Yes, ’n’ how many deaths will it take till he knows

That too many people have died?

 

Think of “A Hard Rain’s A-Gonna Fall” — nothing has changed.

 

I saw a newborn baby with wild wolves all around it

I saw a highway of diamonds with nobody on it

I saw a black branch with blood that kept drippin’

I saw a room full of men with their hammers a-bleedin’

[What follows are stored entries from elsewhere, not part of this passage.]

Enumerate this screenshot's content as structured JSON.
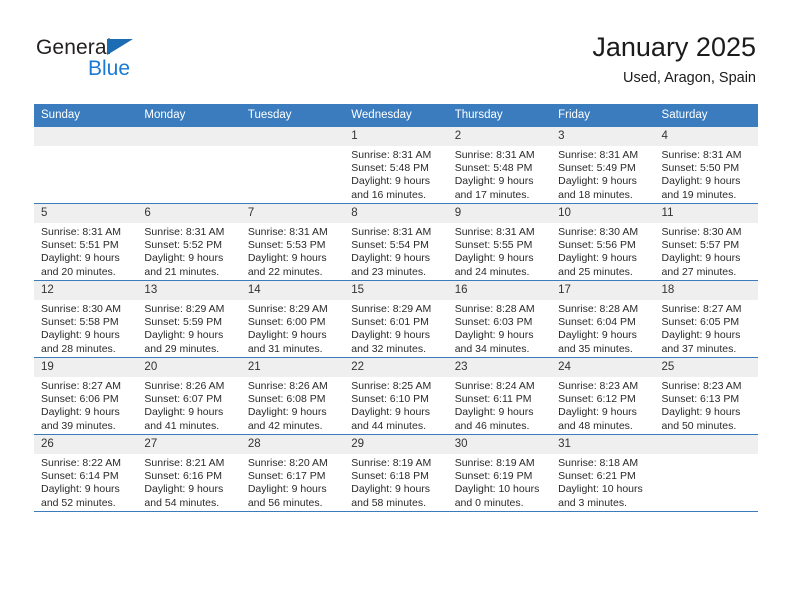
{
  "brand": {
    "name_top": "General",
    "name_bottom": "Blue",
    "accent_color": "#1b7ad1",
    "triangle_color": "#1b6cb3"
  },
  "header": {
    "title": "January 2025",
    "subtitle": "Used, Aragon, Spain"
  },
  "calendar": {
    "header_bg": "#3a7cbe",
    "daynum_bg": "#efefef",
    "weekday_headers": [
      "Sunday",
      "Monday",
      "Tuesday",
      "Wednesday",
      "Thursday",
      "Friday",
      "Saturday"
    ],
    "weeks": [
      [
        {
          "day": "",
          "lines": [],
          "blank": true
        },
        {
          "day": "",
          "lines": [],
          "blank": true
        },
        {
          "day": "",
          "lines": [],
          "blank": true
        },
        {
          "day": "1",
          "lines": [
            "Sunrise: 8:31 AM",
            "Sunset: 5:48 PM",
            "Daylight: 9 hours",
            "and 16 minutes."
          ]
        },
        {
          "day": "2",
          "lines": [
            "Sunrise: 8:31 AM",
            "Sunset: 5:48 PM",
            "Daylight: 9 hours",
            "and 17 minutes."
          ]
        },
        {
          "day": "3",
          "lines": [
            "Sunrise: 8:31 AM",
            "Sunset: 5:49 PM",
            "Daylight: 9 hours",
            "and 18 minutes."
          ]
        },
        {
          "day": "4",
          "lines": [
            "Sunrise: 8:31 AM",
            "Sunset: 5:50 PM",
            "Daylight: 9 hours",
            "and 19 minutes."
          ]
        }
      ],
      [
        {
          "day": "5",
          "lines": [
            "Sunrise: 8:31 AM",
            "Sunset: 5:51 PM",
            "Daylight: 9 hours",
            "and 20 minutes."
          ]
        },
        {
          "day": "6",
          "lines": [
            "Sunrise: 8:31 AM",
            "Sunset: 5:52 PM",
            "Daylight: 9 hours",
            "and 21 minutes."
          ]
        },
        {
          "day": "7",
          "lines": [
            "Sunrise: 8:31 AM",
            "Sunset: 5:53 PM",
            "Daylight: 9 hours",
            "and 22 minutes."
          ]
        },
        {
          "day": "8",
          "lines": [
            "Sunrise: 8:31 AM",
            "Sunset: 5:54 PM",
            "Daylight: 9 hours",
            "and 23 minutes."
          ]
        },
        {
          "day": "9",
          "lines": [
            "Sunrise: 8:31 AM",
            "Sunset: 5:55 PM",
            "Daylight: 9 hours",
            "and 24 minutes."
          ]
        },
        {
          "day": "10",
          "lines": [
            "Sunrise: 8:30 AM",
            "Sunset: 5:56 PM",
            "Daylight: 9 hours",
            "and 25 minutes."
          ]
        },
        {
          "day": "11",
          "lines": [
            "Sunrise: 8:30 AM",
            "Sunset: 5:57 PM",
            "Daylight: 9 hours",
            "and 27 minutes."
          ]
        }
      ],
      [
        {
          "day": "12",
          "lines": [
            "Sunrise: 8:30 AM",
            "Sunset: 5:58 PM",
            "Daylight: 9 hours",
            "and 28 minutes."
          ]
        },
        {
          "day": "13",
          "lines": [
            "Sunrise: 8:29 AM",
            "Sunset: 5:59 PM",
            "Daylight: 9 hours",
            "and 29 minutes."
          ]
        },
        {
          "day": "14",
          "lines": [
            "Sunrise: 8:29 AM",
            "Sunset: 6:00 PM",
            "Daylight: 9 hours",
            "and 31 minutes."
          ]
        },
        {
          "day": "15",
          "lines": [
            "Sunrise: 8:29 AM",
            "Sunset: 6:01 PM",
            "Daylight: 9 hours",
            "and 32 minutes."
          ]
        },
        {
          "day": "16",
          "lines": [
            "Sunrise: 8:28 AM",
            "Sunset: 6:03 PM",
            "Daylight: 9 hours",
            "and 34 minutes."
          ]
        },
        {
          "day": "17",
          "lines": [
            "Sunrise: 8:28 AM",
            "Sunset: 6:04 PM",
            "Daylight: 9 hours",
            "and 35 minutes."
          ]
        },
        {
          "day": "18",
          "lines": [
            "Sunrise: 8:27 AM",
            "Sunset: 6:05 PM",
            "Daylight: 9 hours",
            "and 37 minutes."
          ]
        }
      ],
      [
        {
          "day": "19",
          "lines": [
            "Sunrise: 8:27 AM",
            "Sunset: 6:06 PM",
            "Daylight: 9 hours",
            "and 39 minutes."
          ]
        },
        {
          "day": "20",
          "lines": [
            "Sunrise: 8:26 AM",
            "Sunset: 6:07 PM",
            "Daylight: 9 hours",
            "and 41 minutes."
          ]
        },
        {
          "day": "21",
          "lines": [
            "Sunrise: 8:26 AM",
            "Sunset: 6:08 PM",
            "Daylight: 9 hours",
            "and 42 minutes."
          ]
        },
        {
          "day": "22",
          "lines": [
            "Sunrise: 8:25 AM",
            "Sunset: 6:10 PM",
            "Daylight: 9 hours",
            "and 44 minutes."
          ]
        },
        {
          "day": "23",
          "lines": [
            "Sunrise: 8:24 AM",
            "Sunset: 6:11 PM",
            "Daylight: 9 hours",
            "and 46 minutes."
          ]
        },
        {
          "day": "24",
          "lines": [
            "Sunrise: 8:23 AM",
            "Sunset: 6:12 PM",
            "Daylight: 9 hours",
            "and 48 minutes."
          ]
        },
        {
          "day": "25",
          "lines": [
            "Sunrise: 8:23 AM",
            "Sunset: 6:13 PM",
            "Daylight: 9 hours",
            "and 50 minutes."
          ]
        }
      ],
      [
        {
          "day": "26",
          "lines": [
            "Sunrise: 8:22 AM",
            "Sunset: 6:14 PM",
            "Daylight: 9 hours",
            "and 52 minutes."
          ]
        },
        {
          "day": "27",
          "lines": [
            "Sunrise: 8:21 AM",
            "Sunset: 6:16 PM",
            "Daylight: 9 hours",
            "and 54 minutes."
          ]
        },
        {
          "day": "28",
          "lines": [
            "Sunrise: 8:20 AM",
            "Sunset: 6:17 PM",
            "Daylight: 9 hours",
            "and 56 minutes."
          ]
        },
        {
          "day": "29",
          "lines": [
            "Sunrise: 8:19 AM",
            "Sunset: 6:18 PM",
            "Daylight: 9 hours",
            "and 58 minutes."
          ]
        },
        {
          "day": "30",
          "lines": [
            "Sunrise: 8:19 AM",
            "Sunset: 6:19 PM",
            "Daylight: 10 hours",
            "and 0 minutes."
          ]
        },
        {
          "day": "31",
          "lines": [
            "Sunrise: 8:18 AM",
            "Sunset: 6:21 PM",
            "Daylight: 10 hours",
            "and 3 minutes."
          ]
        },
        {
          "day": "",
          "lines": [],
          "blank": true
        }
      ]
    ]
  }
}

I saw a white ladder all covered with water

I saw ten thousand talkers whose tongues were all broken

I saw guns and sharp swords in the hands of young children

 

These are protest songs. Garp is a protest novel. It’s a sexual assassination story: a mother, an outspoken feminist, is killed by a man who hates women; her son is killed by a woman who hates him. The most level-headed, even-tempered character in the novel, and the only character who loves this mother and her son equally, is a transgender woman — formerly, an NFL football player. In the teleplay, I made Roberta the principal voice-over and POV character. I wonder: What would Roberta think of President Trump and Vice-President Pence?

 

Meanwhile, the press keep writing about Dylan’s unusual (or “unsuitable”) behavior for a Nobel Prize winner. In Dec., Dylan skipped the Nobel Prize ceremony in Stockholm but sent a most generous and humble statement, which was read aloud by the American ambassador to Sweden. The New York Times described Dylan as “the always-slippery folksinger.” But I thought Dylan was simply being frank: he said he is “often occupied with the pursuit of my creative endeavors.” Meaning: he’d rather keep working than talk about his work — I know the feeling. At the ceremony in Stockholm, Patti Smith sang “A Hard Rain’s A-Gonna Fall” — making a mistake, halting to say “I’m sorry, I’m so nervous,” then resuming the song. Who can blame her for being nervous? And on April Fool’s Day, when Dylan was in Sweden for two concerts in Stockholm and another in Lund, Dylan received his award at a small gathering in a Stockholm hotel; only members of the academy and one of Dylan’s staff attended. A member of the academy described Dylan as “a very nice, kind man.” Now Dylan is expected to give a lecture before June 10 of this year — that is, if he wants to get the 8 million Swedish kronor (almost $900,000). A few Nobel lectures have been taped, as the Associated Press has pointed out — as recently as 2013 by the Canadian Nobel Literature laureate, Alice Munro. I don’t know why some people expect Dylan to behave like everyone else. As a songwriter, what’s interesting about him is that he isn’t like anyone else.

 

And now I have to go back to work — or, as Bob puts it, “the pursuit of my creative endeavors.”